Our Federal election system is as a Republic. While most states, counties, and cities election system is as a Democracy with limitations that can for the most part make them a Republic also.
In a true democracy, if the majority voted to take your car for example, they could do so by majority vote.
In a republic, you own your car and it cannot be commandeered by the majority for their own use.
This is why I said there were limitations in a democratic society bordering on it being a republic also.
If they want your land, they often use techniques such as blighting to make it worthless to you.
I've seen it happen several times in my lifetime right there in St. Louis County.
Like where the Galleria sits.
They tried something similar where my late wife's sister lived, but they caught on and stopped it in it's tracks.
Basically it works like this:
A contractor wants a huge piece of land for a large development.
He will go to the homeowners and offer them about 25% to 35% more than their homes are worth, with a promise to buy in like 2 to 5 years, once they get everyone on board. They may even have contracts for this, with loopholes in the clauses to get the buyers out of the deal.
With this offer in hand, most of the homeowners stop fixing or repairing anything, and just live there biding their time.
Even the city gets involved and no longer maintains the roads and other things they are supposed to take care of.
The area falls into decay and the property values plummet.
The contracts become null and void because the buyer claims they could not get the necessary permits to build, or not enough of their neighbors agreed to the deal.
The houses are devalued, with many now only worth about 1/4 of what they were a few years earlier.

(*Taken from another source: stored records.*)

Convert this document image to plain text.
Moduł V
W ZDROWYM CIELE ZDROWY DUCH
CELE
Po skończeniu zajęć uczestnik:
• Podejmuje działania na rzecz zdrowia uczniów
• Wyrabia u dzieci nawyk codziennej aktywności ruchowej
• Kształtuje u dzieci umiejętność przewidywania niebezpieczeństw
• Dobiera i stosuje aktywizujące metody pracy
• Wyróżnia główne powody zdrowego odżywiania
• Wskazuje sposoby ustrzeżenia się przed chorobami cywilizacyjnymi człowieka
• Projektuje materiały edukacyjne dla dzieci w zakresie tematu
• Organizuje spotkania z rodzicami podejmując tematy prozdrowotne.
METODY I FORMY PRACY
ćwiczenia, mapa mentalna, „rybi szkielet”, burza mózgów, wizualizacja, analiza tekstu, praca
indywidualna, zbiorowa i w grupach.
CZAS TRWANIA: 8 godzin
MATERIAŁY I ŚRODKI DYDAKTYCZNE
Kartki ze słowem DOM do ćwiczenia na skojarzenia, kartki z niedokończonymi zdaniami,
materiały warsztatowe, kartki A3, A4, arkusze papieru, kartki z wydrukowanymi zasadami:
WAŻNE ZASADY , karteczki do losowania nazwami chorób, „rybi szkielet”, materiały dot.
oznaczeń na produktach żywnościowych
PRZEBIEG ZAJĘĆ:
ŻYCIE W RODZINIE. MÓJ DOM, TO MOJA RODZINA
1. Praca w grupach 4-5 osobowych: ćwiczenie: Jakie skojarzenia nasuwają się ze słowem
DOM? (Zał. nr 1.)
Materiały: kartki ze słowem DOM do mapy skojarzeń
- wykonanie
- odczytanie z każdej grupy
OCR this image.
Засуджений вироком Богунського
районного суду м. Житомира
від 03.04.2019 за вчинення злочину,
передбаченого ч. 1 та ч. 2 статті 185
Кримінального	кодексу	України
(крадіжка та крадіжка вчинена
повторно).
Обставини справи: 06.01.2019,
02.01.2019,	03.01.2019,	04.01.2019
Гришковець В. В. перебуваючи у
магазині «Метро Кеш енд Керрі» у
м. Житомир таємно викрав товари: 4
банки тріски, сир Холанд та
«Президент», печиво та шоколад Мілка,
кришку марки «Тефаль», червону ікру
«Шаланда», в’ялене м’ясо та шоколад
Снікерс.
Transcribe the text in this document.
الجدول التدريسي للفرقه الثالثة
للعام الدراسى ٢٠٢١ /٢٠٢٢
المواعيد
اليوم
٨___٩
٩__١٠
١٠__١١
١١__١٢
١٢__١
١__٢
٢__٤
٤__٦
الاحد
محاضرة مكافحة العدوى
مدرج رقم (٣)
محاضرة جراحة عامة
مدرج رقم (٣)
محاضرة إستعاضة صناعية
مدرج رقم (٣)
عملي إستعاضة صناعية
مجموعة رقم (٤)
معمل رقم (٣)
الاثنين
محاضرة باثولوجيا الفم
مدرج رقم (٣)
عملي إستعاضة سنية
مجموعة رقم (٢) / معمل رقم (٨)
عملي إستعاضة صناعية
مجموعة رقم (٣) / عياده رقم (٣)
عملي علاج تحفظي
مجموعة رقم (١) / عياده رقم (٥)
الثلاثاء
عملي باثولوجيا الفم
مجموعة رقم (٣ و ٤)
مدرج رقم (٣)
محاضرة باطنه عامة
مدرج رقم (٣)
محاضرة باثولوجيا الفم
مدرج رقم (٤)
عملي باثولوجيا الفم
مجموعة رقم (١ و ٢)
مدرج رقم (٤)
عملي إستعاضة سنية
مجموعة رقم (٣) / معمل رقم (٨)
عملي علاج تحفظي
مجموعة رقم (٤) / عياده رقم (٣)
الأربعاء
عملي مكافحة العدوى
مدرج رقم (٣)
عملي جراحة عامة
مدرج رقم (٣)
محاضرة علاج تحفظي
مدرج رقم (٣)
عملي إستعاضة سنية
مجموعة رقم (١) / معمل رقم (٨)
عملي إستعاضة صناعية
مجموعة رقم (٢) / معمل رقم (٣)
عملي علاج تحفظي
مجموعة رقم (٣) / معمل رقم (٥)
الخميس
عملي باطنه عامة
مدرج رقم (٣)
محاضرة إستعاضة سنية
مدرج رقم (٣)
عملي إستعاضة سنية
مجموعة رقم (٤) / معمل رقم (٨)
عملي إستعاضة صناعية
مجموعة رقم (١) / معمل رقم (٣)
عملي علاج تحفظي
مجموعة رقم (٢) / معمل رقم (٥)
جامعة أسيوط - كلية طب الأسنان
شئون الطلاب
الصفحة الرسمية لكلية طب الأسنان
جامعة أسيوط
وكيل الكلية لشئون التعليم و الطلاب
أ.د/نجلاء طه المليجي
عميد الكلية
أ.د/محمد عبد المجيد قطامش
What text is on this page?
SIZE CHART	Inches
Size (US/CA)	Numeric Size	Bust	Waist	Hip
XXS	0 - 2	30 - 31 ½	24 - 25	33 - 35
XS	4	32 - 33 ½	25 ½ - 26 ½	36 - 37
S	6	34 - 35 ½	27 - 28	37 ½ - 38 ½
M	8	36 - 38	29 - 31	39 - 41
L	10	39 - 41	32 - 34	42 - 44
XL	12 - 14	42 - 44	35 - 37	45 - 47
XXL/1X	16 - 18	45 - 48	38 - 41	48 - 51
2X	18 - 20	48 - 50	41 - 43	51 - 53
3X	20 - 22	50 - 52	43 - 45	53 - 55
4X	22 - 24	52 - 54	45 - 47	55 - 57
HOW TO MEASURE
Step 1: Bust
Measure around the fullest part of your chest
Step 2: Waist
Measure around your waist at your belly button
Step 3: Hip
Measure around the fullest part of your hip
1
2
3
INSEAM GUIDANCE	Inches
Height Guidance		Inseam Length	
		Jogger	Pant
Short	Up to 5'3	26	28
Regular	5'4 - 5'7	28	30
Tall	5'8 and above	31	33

The contractor, or another contractor steps in to save them, offering them perhaps 20% more than the current evaluation. Because the area was blighted by the city, most of the homeowners now just want to take their losses and get out of there as soon as possible.
One of my aunts lived where the Galleria now sits. Her home was valued at over 250k, a little less than several of the homes around her. She was offered something like 315k for her house. She didn't want to move since her home was recently renovated, plus all the people on her street knew each other, having lived there for over 40 years, and they looked out for each other. She was one of the hold-outs who didn't want to sell. They upped the offer to 325k, and her neighbors convinced her to sell, and many were going to buy in a new subdivision so they would all still be together.
As mentioned above, with contracts in hand, they all stopped maintaining their properties, knowing everything was going to be torn down anyhow. Two years went by and nothing happened. After another year, no one could sell their house for over 200k. A few did move out while they could, and before property values dropped any further. Not my aunt, she refused to move. It eventually got to the point, with most of her neighbors gone, the city decided to force everyone out by totally blighting the area. At the end of it all, she was given under 100k, I think more like 87k for her 250k house.
She moved into a seniors apartment complex from there, and had enough money to stay until she finally passed away.
But knowing what they did to my aunt, and many others who lived in that area, is one reason why I never set my foot anywhere on the Galleria property. I also would not buy from companies who had stores in the Galleria either.
When I saw the same thing happening where my late wife's sister lived, and knowing she was a hold-out like my aunt, she was wise enough to get most of the homeowners together and stop the impending actions that would drive them out of their homes. I don't know what happened since I moved away, but they are all gone now, so it doesn't really matter anymore.